レトロニキアとは、何らかの外力(スポーツ、靴の圧迫、軽微な外傷など)をきっかけに、古い爪の下で新しい爪がうまく前に伸びられず、爪の根元方向へ食い込んでしまう状態です。
その結果、
「爪が伸びない」
「根元が白く見える」
「爪周囲が少し腫れる」
といった症状が生じます。
一方で、亜鉛不足などの全身性要因による爪の成長障害の場合、一般的には複数の爪や左右対称に変化が出ることが多く、「親指1本だけ」「数か月単位で成長停止」という経過は、個人的にはやや説明しづらい印象です。
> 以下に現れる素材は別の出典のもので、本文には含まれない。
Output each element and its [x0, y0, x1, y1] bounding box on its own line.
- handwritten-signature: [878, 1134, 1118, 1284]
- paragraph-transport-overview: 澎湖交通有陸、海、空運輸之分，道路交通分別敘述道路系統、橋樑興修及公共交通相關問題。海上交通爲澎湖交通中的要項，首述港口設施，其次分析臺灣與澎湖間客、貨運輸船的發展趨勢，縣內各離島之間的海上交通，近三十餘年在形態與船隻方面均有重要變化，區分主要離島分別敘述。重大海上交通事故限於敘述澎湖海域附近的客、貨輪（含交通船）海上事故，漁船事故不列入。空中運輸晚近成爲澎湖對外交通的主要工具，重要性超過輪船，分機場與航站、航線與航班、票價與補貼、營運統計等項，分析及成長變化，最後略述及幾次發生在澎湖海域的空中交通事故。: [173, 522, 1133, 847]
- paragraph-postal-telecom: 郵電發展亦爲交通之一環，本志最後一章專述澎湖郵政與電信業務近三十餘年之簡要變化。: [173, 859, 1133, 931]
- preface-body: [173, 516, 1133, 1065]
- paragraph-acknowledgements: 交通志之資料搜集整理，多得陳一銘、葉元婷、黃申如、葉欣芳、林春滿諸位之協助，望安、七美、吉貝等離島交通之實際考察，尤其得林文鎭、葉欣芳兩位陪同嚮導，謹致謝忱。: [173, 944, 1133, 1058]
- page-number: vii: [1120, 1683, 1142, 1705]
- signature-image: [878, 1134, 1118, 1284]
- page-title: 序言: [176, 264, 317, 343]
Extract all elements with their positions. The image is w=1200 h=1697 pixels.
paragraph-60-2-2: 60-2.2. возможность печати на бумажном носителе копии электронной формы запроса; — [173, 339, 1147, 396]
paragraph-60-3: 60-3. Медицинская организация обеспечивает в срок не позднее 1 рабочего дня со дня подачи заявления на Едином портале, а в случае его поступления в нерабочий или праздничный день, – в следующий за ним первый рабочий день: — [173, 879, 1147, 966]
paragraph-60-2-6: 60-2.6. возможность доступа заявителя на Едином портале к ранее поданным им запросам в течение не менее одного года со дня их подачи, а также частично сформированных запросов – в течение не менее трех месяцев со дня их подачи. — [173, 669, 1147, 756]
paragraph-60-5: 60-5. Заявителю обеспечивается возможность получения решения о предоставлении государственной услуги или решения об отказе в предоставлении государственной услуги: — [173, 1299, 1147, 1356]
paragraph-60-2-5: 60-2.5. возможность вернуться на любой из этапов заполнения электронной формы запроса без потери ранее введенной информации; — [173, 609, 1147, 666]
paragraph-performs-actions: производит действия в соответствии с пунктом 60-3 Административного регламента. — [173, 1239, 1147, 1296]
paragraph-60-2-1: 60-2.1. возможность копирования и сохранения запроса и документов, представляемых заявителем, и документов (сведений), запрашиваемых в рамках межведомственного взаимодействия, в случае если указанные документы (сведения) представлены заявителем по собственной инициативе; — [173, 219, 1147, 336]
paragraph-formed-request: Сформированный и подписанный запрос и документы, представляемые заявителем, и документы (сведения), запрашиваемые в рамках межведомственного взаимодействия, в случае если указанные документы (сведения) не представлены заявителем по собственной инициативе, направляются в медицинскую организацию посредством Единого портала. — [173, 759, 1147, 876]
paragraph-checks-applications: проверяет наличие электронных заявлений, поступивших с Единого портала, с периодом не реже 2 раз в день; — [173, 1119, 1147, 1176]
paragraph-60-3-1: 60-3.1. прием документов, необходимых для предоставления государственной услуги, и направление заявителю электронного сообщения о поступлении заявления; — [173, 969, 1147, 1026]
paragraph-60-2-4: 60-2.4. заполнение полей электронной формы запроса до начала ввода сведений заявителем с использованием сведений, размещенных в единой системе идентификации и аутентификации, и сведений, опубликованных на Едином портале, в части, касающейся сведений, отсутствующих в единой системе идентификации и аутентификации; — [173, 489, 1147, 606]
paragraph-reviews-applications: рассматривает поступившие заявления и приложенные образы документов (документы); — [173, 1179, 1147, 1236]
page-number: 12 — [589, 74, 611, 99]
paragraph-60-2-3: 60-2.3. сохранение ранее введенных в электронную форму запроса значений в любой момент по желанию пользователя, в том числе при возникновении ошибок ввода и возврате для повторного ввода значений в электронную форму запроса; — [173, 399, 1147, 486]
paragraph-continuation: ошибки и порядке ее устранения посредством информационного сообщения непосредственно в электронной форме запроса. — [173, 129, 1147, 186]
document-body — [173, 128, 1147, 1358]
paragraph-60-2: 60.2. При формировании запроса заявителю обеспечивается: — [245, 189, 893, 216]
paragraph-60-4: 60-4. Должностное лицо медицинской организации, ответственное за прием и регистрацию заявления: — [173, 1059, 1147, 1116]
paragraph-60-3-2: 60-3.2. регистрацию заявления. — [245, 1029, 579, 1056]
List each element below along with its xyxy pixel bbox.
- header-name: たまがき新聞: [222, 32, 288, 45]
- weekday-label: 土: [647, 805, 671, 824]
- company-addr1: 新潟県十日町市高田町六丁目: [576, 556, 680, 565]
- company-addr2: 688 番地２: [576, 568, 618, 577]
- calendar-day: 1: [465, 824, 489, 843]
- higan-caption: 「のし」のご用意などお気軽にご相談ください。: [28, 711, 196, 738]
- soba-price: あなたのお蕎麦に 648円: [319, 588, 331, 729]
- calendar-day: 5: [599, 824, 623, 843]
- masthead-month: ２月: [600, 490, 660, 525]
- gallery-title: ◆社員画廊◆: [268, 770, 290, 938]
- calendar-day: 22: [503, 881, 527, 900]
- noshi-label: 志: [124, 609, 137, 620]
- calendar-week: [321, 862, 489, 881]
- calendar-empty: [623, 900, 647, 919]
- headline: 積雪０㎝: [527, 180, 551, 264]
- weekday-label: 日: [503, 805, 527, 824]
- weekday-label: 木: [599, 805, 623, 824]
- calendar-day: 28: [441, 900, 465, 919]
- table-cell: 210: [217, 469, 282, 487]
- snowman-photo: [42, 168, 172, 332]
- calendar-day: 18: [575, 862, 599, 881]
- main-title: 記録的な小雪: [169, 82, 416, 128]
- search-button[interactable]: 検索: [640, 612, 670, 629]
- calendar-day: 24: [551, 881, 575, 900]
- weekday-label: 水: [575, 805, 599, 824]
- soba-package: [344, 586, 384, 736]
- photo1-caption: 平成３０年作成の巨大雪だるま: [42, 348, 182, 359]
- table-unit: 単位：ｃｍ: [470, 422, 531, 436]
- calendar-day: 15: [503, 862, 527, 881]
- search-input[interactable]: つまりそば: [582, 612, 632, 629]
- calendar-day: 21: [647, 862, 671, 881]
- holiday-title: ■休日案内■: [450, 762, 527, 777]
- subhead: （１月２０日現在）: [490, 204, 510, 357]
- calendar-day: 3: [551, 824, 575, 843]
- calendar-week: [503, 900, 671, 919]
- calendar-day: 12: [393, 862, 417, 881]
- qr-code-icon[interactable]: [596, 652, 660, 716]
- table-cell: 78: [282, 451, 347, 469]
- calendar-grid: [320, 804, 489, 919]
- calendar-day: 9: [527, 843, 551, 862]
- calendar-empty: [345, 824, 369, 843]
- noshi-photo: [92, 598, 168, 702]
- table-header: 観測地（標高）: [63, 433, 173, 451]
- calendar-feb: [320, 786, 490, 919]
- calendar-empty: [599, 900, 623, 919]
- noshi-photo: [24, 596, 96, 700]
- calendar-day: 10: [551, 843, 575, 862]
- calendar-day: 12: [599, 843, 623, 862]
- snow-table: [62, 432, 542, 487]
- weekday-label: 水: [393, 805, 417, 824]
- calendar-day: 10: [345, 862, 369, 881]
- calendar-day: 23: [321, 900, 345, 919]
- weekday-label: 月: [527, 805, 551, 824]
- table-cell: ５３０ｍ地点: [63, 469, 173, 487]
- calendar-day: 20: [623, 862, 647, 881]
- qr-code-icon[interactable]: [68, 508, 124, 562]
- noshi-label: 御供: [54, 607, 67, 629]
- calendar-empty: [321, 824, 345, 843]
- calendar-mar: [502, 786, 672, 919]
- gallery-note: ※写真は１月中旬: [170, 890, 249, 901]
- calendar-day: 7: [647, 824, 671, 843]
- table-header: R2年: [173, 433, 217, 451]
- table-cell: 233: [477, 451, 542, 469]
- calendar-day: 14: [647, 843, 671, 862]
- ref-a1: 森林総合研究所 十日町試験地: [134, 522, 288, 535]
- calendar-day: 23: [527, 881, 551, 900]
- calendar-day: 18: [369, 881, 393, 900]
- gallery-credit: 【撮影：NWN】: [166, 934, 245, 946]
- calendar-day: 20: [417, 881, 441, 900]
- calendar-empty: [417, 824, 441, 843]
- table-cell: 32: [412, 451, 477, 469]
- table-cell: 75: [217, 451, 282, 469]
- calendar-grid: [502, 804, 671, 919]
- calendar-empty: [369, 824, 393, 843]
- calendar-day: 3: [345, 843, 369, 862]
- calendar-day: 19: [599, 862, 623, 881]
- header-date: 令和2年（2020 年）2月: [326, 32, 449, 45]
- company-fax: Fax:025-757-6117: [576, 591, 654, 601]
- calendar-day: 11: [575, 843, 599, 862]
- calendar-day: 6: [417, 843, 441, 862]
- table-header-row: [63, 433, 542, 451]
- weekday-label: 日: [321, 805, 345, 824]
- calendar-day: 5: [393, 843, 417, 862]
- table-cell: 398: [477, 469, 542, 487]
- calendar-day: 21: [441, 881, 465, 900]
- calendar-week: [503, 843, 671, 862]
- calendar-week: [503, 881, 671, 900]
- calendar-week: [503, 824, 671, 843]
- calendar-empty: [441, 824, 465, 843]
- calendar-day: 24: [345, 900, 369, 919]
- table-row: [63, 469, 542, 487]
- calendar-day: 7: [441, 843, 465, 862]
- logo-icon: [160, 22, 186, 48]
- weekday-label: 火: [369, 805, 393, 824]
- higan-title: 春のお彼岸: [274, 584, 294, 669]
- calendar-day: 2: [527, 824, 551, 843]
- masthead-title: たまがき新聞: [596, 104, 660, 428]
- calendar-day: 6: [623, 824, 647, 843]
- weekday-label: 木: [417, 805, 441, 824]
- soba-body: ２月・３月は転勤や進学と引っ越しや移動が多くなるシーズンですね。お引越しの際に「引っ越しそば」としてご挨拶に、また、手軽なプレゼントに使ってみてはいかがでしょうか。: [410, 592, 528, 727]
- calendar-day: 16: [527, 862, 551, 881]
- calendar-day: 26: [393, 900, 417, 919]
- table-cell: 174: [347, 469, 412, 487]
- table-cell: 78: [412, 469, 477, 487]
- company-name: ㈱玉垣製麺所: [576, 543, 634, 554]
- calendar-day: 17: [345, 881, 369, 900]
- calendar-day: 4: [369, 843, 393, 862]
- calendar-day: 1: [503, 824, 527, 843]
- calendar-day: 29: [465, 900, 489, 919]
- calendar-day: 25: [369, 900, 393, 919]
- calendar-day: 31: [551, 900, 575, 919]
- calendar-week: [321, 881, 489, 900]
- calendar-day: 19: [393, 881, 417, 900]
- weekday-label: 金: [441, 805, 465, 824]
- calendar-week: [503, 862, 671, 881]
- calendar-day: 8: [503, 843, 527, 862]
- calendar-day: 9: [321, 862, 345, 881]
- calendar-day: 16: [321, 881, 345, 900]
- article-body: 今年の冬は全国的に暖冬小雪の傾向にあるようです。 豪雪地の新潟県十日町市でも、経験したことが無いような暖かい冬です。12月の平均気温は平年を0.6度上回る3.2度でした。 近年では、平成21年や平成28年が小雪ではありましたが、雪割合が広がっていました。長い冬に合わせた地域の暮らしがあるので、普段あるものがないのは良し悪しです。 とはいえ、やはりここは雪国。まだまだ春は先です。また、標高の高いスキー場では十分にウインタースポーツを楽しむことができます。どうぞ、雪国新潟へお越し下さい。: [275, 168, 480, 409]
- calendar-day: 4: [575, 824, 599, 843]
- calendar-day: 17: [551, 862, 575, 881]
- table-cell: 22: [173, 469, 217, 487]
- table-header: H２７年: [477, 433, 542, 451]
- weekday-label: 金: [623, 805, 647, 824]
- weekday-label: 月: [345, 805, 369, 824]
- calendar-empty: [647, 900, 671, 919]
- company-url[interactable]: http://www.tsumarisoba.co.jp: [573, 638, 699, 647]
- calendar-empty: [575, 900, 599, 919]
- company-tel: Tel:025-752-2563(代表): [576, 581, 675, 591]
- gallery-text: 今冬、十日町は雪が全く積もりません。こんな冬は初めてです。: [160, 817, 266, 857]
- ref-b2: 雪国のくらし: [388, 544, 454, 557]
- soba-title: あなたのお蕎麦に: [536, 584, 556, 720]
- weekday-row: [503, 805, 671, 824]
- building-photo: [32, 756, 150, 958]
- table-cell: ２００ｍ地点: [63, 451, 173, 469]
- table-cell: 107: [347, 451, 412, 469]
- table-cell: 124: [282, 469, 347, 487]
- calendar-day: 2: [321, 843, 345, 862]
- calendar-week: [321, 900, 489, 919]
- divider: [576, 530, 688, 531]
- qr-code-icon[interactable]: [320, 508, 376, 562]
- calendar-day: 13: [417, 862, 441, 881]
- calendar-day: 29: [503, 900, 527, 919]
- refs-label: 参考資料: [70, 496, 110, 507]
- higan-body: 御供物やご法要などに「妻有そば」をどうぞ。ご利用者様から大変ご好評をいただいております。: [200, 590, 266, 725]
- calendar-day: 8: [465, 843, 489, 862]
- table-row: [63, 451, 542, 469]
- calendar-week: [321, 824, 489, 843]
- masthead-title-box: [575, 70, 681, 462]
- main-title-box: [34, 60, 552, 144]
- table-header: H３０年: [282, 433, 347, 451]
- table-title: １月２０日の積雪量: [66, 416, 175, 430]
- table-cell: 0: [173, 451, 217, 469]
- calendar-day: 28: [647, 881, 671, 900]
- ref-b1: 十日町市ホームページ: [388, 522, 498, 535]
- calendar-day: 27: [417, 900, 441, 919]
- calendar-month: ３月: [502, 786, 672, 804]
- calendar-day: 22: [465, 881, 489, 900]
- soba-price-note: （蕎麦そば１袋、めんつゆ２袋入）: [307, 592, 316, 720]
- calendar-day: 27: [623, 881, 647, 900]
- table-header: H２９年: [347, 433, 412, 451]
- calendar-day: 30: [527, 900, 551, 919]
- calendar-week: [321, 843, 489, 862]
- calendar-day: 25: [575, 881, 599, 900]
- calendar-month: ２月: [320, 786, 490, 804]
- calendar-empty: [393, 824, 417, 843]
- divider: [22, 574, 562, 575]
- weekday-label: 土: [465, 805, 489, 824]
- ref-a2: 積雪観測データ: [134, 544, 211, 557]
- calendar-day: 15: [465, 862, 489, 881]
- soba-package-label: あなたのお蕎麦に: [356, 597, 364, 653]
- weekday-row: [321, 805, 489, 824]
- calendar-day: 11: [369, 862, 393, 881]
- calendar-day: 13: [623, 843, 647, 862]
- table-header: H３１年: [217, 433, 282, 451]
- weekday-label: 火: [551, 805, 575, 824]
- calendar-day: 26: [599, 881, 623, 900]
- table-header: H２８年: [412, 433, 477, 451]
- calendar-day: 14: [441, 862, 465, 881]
もちろん、実際に診察をしてみないと断定はできませんし、亜鉛不足が全く無関係とは言い切れません。ただ、少なくとも現在のお写真と経過からは、私はレトロニキアを優先して考えます。
なお、典型的なレトロニキアでは痛みや強い炎症、不良肉芽を伴うこともありますが、初期段階では目立たないケースもあります。
近隣で足爪を専門的に診ている医療機関を受診されるか、もしご都合がつくようでしたら、一度当院で拝見させていただければと思います。

以前中学生の子供の爪のことでご相談させていただきましたsssです。
お忙しい中ご返信いただきありがとうございました。
多忙だったため確認が遅くなってしまい申し訳ありません。
亜鉛の薬のみ飲んでみましたが、全く変わらないので、先生のおっしゃる通りレトロキニアの可能性が高そうです。数日前から爪の周りの炎症も出てきました。
できましたら先生に診ていただきたいところですが、なかなか距離がありますので難しいところです。
以前、他の方へのご返信で八尾徳洲会病院に診てくださる先生がいらっしゃるとの事でしたので、そちらに伺ってみようかと思います。
本当にありがとうございました。
八尾徳洲会総合病院ですが、紹介状がない場合、選定療養費がかかりますので、可能であれば、お近くの皮膚科などで紹介状を書いてもらったうえで、事前に予約をして受診されると、比較的スムーズかと思います。
SSS様の症状が快方に向かうことを願っております。